Book Review: Some People Need Killing, by Patricia Evangelista
'A Memoir of Murder in My Country'
The lure of violence is undeniable. The world is a fucked up place full of crime and treachery, and all sorts of people who have crossed one line or another. It's often tempting to think that some surgically applied violence could make the planet a better place. But who gets to decide who the bad guys are? If absolute power corrupts absolutely, who should wield the power of death?
Just three decades after a peaceful democratic revolution had ousted a dictator in the Philippines, a strongman from a privileged background fomented a typhoon of public animosity and rode it into the national palace. His name was Rodrigo Duterte and he promised to rid his country of evil within six months. Instead, he started a campaign of domestic terror that killed thousands of people—mothers and sons and gangsters, and at least one seven-year-old girl.
Duterte's rise to power and the ‘war on drugs’ he unleashed are a case study in the vulnerabilities of democracy in the modern world. How easily we give up our freedoms for the pettiest lies. How quickly we relinquish reason to hate almost any common enemy. How stubbornly we believe only what confirms our chosen worldview. Lurking underneath all of this is the dark side of social media.
When an aspiring dictator sweeps the popular vote, he has very few natural predators once in office. But Duterte found an adversary in dedicated journalists like Patricia Evangelista, one of many reporters who documented the violence that unfolded under his regime. Evangelista went to hundreds of midnight crime scenes. She interviewed police chiefs, vigilantes, Duterte supporters, and family members of victims. She sat on the floors of cramped homes with a microphone, listening to the trauma of Duterte’s war.
Duterte tapped into the discontent of the masses, focused it on the specter of meth-addicts and criminals, and whipped it into a fury at his rallies and online. His followers spread the gospel of national salvation through murder on social media. He created a national bloodsport in which cops, former communist guerrillas, and a few 'reformed' criminals became gladiators with a license to kill. And he did it all from within the walled garden of democracy.
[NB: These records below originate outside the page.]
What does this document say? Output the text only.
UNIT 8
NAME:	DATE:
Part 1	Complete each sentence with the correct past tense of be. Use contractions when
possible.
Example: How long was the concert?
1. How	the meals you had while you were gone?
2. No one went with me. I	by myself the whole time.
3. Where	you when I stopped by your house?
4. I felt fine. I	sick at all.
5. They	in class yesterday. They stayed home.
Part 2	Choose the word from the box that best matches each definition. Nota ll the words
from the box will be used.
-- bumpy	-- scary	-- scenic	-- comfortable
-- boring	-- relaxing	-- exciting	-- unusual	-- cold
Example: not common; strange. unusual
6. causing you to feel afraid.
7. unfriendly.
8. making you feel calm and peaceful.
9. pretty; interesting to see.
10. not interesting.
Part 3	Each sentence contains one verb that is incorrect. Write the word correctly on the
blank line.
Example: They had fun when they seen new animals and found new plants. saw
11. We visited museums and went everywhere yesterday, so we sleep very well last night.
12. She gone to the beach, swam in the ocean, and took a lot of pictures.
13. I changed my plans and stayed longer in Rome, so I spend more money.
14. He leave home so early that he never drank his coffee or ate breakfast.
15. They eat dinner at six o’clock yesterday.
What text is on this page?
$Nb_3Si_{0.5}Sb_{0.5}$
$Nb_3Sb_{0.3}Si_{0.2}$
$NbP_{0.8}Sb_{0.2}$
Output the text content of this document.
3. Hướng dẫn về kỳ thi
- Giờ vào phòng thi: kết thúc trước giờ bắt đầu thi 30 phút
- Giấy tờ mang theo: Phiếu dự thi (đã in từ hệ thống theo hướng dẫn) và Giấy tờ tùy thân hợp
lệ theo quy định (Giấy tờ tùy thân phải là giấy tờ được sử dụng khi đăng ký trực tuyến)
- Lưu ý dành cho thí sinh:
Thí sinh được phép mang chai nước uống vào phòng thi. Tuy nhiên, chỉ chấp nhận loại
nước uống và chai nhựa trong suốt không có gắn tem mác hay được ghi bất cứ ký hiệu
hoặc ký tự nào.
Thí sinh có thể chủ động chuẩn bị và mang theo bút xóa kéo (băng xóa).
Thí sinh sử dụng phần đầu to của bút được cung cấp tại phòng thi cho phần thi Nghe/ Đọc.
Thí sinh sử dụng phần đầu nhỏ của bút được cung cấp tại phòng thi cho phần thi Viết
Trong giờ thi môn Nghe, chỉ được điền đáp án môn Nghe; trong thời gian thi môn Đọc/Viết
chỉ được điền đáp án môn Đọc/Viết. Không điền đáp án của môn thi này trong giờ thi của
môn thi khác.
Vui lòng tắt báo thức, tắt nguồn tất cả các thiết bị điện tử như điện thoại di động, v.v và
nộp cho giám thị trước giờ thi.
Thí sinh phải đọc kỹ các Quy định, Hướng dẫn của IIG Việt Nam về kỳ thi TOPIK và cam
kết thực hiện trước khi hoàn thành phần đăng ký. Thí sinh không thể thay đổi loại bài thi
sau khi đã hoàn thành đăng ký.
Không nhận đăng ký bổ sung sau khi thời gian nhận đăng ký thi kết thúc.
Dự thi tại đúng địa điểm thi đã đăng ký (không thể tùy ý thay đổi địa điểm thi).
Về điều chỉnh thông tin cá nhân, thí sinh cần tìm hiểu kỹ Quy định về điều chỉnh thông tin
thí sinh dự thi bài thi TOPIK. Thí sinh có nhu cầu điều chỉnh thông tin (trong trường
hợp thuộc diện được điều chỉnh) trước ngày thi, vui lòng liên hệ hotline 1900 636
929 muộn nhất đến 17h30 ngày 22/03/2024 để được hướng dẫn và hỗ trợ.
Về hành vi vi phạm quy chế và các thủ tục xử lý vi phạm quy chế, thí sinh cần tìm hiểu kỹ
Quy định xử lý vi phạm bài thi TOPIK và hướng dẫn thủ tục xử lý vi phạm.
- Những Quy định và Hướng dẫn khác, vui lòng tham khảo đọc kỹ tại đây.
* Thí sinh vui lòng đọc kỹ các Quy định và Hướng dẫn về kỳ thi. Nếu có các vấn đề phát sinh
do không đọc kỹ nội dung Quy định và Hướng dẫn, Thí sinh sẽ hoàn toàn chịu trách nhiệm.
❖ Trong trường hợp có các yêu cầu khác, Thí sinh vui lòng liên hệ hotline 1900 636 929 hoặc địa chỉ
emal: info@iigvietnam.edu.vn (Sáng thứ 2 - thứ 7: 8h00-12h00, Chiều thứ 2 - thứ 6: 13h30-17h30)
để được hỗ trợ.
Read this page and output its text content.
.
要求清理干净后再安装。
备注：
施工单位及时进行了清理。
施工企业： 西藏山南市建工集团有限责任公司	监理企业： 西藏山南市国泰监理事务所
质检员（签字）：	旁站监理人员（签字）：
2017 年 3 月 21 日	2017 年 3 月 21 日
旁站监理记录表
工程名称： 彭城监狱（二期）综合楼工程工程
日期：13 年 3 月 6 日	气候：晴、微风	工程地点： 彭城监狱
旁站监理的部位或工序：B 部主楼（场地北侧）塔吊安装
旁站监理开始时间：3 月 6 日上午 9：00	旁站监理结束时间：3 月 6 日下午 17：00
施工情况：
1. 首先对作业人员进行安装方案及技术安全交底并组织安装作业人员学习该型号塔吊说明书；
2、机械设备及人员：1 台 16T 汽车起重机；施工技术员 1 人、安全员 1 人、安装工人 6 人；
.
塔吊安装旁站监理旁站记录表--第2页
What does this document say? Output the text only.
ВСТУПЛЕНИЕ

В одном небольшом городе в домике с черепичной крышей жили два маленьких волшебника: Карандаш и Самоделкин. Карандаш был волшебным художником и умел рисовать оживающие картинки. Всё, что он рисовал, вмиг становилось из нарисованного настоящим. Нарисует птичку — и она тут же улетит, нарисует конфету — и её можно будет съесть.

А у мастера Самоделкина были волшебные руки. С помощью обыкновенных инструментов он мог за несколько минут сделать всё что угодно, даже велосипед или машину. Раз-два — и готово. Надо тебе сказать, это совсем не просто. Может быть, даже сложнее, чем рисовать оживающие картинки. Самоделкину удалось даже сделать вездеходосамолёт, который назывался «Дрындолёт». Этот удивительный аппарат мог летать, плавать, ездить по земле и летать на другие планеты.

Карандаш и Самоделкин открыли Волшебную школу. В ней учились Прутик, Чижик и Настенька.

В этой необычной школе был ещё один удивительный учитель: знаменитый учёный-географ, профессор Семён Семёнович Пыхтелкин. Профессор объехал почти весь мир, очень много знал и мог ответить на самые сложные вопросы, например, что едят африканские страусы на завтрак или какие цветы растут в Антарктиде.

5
One of the few counterweights to the abuse of power is gritty, detail-oriented journalism for the public good. It mostly isn't sexy work, and in some cases it can be grueling and dangerous. It’s also the lifeblood of democracy. Some People Need Killing is a monument to that kind of reporting, and a gracefully told story of heroism, loss, and humanity. In an era of chaos and insanity, books like Evangelista’s are a desperately needed antidote.